The book is done. Sent the final, final versions of the last chapters to the publisher this morning. Off to the printer it goes; onto bookshelves it thuds, early September.
On to the next thing(s), which this week is (are) a piece on serial killers and the women who love them, an interview with the band Manntis (the ones who should have won MTV's Battle For Ozzfest, but didn't), a review of the new Hate Eternal album, and some other easy stuff.
On another subject, why does everyone hate on Coldplay's lyrics? I love the new album, just like I loved the first two albums (even though this one is actually really, really different from them), and I barely even notice that they have lyrics.
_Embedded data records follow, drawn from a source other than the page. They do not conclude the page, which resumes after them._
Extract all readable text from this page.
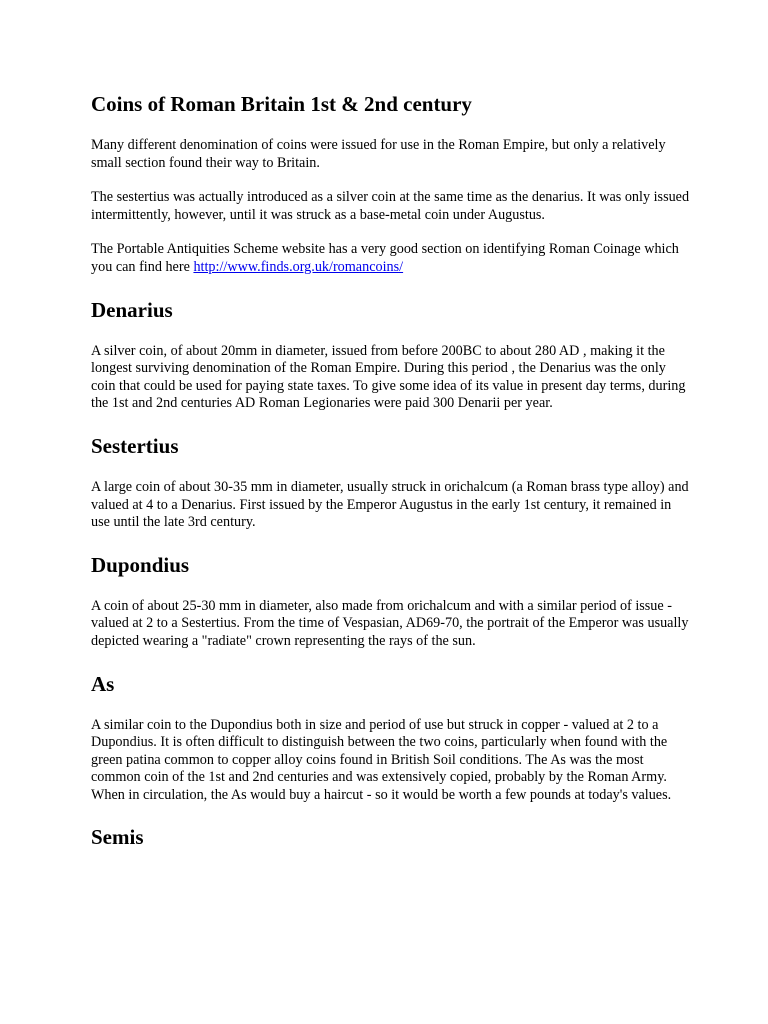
Coins of Roman Britain 1st & 2nd century

Many different denomination of coins were issued for use in the Roman Empire, but only a relatively small section found their way to Britain.

The sestertius was actually introduced as a silver coin at the same time as the denarius. It was only issued intermittently, however, until it was struck as a base-metal coin under Augustus.

The Portable Antiquities Scheme website has a very good section on identifying Roman Coinage which you can find here http://www.finds.org.uk/romancoins/

Denarius

A silver coin, of about 20mm in diameter, issued from before 200BC to about 280 AD , making it the longest surviving denomination of the Roman Empire. During this period , the Denarius was the only coin that could be used for paying state taxes. To give some idea of its value in present day terms, during the 1st and 2nd centuries AD Roman Legionaries were paid 300 Denarii per year.

Sestertius

A large coin of about 30-35 mm in diameter, usually struck in orichalcum (a Roman brass type alloy) and valued at 4 to a Denarius. First issued by the Emperor Augustus in the early 1st century, it remained in use until the late 3rd century.

Dupondius

A coin of about 25-30 mm in diameter, also made from orichalcum and with a similar period of issue - valued at 2 to a Sestertius. From the time of Vespasian, AD69-70, the portrait of the Emperor was usually depicted wearing a "radiate" crown representing the rays of the sun.

As

A similar coin to the Dupondius both in size and period of use but struck in copper - valued at 2 to a Dupondius. It is often difficult to distinguish between the two coins, particularly when found with the green patina common to copper alloy coins found in British Soil conditions. The As was the most common coin of the 1st and 2nd centuries and was extensively copied, probably by the Roman Army. When in circulation, the As would buy a haircut - so it would be worth a few pounds at today's values.

Semis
When Chris Martin sings "I wrote a song," in the beginning of "Yellow," half the time my brain turns it into Mick Jagger singing "I rode a tank" in "Sympathy For The Devil." (Not that Martin sounds anything like Jagger; it's just that each of them seems to hit the same three notes in the beginnings of their respective phrases.)
X & Y is a really good-sounding record, and it doesn't sound much like the first two Coldplay albums at all. Lots more synths, lots of interesting rhythmic stuff, new guitar tones (some almost Goth-y ones, others lifted from U2's Achtung Baby, specifically "Zoo Station," the song that made me think U2 was actually gonna become a band I could give a shit about)...it's a good fucking record. Critics need to stop worrying so much about the fucking lyrics, and listen to the music. That's what people hearing the singles from X & Y (and yeah, I admit that "Speed Of Sound," "Clocks" clone that it is, was a poor choice - it's far, far from the best song on the record, and "Square One" would have been a much better first single) are gonna focus on. Really. I swear. When I saw Coldplay live last time around, there were people singing along, but only on the choruses. This ain't some Morrissey-esque thing where weepy teens memorize every line. It's about the big chords, and the warm feeling in your chest that these songs inculcate.